Ha! Ok Kathy, I guess you San Franciscans just know better than the rest of fat stoopid America. Maybe if you Coasters spent less time poking holes in the clouds with your noses and more time exhibiting the humanitarianism at the heart of liberal thinking, the religious right wouldn't have had the resurgence it did. We've lost more votes to Coaster arrogance, real and perceived, than we ever have to actual conserv competency. Heck, your pilloring of LBJ alone, whose responsible for the creation of all those programs (and all that school funding) that we're always fighting to defend, lost us the state of Texas for a generation. You folks need to realize public statements have political ramifications and mellow out your rhetoric; statements like yours make the fight out here a heck of a lot harder.

Posted by: Julian | September 5, 2007 11:03 PM

11

As to you CT, though I doubt you'll actually look at this forum again, actually they have been complaining pretty much since year 3. Go do some detective work before you start making claims as to what people have and have not been doing.

When a Conserv administration is called out for going too far by the WSJ editorial page (folks who were defending segregation, what, into the 80's?) on a frequent basis, you know there's something fishy about them.
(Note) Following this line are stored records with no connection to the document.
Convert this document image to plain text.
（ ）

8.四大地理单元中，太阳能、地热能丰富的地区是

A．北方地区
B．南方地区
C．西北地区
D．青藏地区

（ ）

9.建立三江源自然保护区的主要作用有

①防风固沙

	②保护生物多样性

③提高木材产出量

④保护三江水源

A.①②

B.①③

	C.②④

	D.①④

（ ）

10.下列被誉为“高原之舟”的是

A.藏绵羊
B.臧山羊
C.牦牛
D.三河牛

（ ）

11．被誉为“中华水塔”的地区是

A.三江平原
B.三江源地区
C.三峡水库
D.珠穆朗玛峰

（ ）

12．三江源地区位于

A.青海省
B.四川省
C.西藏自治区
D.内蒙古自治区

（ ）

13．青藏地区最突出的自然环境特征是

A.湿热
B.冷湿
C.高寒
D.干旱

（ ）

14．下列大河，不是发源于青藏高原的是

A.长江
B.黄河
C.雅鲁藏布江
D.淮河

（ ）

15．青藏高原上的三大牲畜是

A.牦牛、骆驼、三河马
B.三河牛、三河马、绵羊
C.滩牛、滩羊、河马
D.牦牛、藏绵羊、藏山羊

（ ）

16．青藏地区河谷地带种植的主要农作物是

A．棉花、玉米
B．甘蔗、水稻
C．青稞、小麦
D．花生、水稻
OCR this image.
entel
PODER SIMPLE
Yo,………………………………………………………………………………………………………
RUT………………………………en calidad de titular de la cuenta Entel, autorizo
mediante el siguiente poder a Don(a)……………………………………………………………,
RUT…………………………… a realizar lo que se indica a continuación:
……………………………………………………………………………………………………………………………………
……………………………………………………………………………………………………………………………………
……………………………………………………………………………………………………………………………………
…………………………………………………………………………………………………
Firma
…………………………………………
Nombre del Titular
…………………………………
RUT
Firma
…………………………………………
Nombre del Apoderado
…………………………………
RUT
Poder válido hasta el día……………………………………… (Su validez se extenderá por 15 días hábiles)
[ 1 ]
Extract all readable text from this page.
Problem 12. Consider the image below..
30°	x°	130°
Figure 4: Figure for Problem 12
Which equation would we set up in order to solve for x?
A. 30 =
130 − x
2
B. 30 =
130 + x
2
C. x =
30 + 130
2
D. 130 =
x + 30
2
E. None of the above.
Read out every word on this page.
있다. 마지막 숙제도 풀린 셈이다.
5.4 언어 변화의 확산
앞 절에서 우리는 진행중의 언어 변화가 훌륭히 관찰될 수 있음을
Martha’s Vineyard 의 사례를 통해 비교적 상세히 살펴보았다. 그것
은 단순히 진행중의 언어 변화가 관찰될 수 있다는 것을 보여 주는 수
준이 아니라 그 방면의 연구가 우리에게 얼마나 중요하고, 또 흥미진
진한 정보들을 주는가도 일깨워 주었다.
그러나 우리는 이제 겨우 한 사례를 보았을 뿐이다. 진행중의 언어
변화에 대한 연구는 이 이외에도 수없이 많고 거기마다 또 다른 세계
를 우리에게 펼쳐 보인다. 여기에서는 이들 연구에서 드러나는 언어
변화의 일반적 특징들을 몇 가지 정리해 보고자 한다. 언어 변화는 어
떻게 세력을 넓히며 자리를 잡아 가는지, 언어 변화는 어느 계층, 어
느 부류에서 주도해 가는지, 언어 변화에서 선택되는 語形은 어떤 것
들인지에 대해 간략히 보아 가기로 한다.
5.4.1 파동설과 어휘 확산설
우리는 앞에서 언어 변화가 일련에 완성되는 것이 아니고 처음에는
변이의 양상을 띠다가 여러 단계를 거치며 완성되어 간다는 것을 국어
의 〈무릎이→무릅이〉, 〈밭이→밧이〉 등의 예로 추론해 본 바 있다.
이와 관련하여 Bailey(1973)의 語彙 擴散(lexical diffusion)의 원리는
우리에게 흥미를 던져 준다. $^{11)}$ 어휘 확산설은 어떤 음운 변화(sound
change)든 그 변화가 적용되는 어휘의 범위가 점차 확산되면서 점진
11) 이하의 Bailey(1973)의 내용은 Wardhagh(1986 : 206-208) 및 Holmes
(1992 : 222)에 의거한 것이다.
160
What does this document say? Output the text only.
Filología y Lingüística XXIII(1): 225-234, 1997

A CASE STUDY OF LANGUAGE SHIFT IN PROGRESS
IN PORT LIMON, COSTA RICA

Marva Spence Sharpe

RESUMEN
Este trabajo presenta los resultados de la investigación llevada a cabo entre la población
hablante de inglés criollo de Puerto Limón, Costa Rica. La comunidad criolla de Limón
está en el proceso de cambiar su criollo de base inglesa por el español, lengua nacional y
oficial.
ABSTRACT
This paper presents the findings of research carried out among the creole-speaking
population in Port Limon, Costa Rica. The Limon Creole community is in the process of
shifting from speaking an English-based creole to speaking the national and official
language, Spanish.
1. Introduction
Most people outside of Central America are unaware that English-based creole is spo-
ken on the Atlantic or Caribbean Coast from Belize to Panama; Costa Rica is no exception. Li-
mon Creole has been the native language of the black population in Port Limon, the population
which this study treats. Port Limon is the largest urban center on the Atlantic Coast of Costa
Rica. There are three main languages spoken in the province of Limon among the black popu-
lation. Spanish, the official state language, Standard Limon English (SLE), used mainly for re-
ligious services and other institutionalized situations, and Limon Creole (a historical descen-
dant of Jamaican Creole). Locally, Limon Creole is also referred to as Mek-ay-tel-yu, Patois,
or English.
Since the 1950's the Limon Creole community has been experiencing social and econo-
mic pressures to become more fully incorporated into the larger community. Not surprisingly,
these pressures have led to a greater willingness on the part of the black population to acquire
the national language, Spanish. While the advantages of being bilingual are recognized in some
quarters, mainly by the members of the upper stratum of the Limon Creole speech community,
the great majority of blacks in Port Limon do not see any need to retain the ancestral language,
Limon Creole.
Posted by: Julian | September 5, 2007 11:07 PM

12

Kathy: The only way out is to elect a President who sees use of executive power a sa way of protecting the Constitution, rather than advancing their agenda (whatever it is).

So basically you're all screwed. That's just the way it is, politicians do not give away power unless the people make them. But to do that you need to have a candidate who really does see his / her role as bounded. Ron Paul seems like one of the few who feels this way (even if he is a bit of a kook) and he just won't win.

Sorry, but I don't see a way out.

Posted by: James | September 6, 2007 1:03 AM

13
I guess you San Franciscans just know better than the rest of fat stoopid America. Maybe if you Coasters spent less time poking holes in the clouds with your noses and more time exhibiting the humanitarianism at the heart of liberal thinking, the religious right wouldn't have had the resurgence it did. We've lost more votes to Coaster arrogance, real and perceived, than we ever have to actual conserv competency. Heck, your pilloring of LBJ alone, whose responsible for the creation of all those programs (and all that school funding) that we're always fighting to defend, lost us the state of Texas for a generation. You folks need to realize public statements have political ramifications and mellow out your rhetoric; statements like yours make the fight out here a heck of a lot harder.

...And here Julian provides for us an example of how to avoid engaging in counterproductive regional factionalism, which so often leads to stereotyping and demonization of people based simply on coming from the wrong part of the country.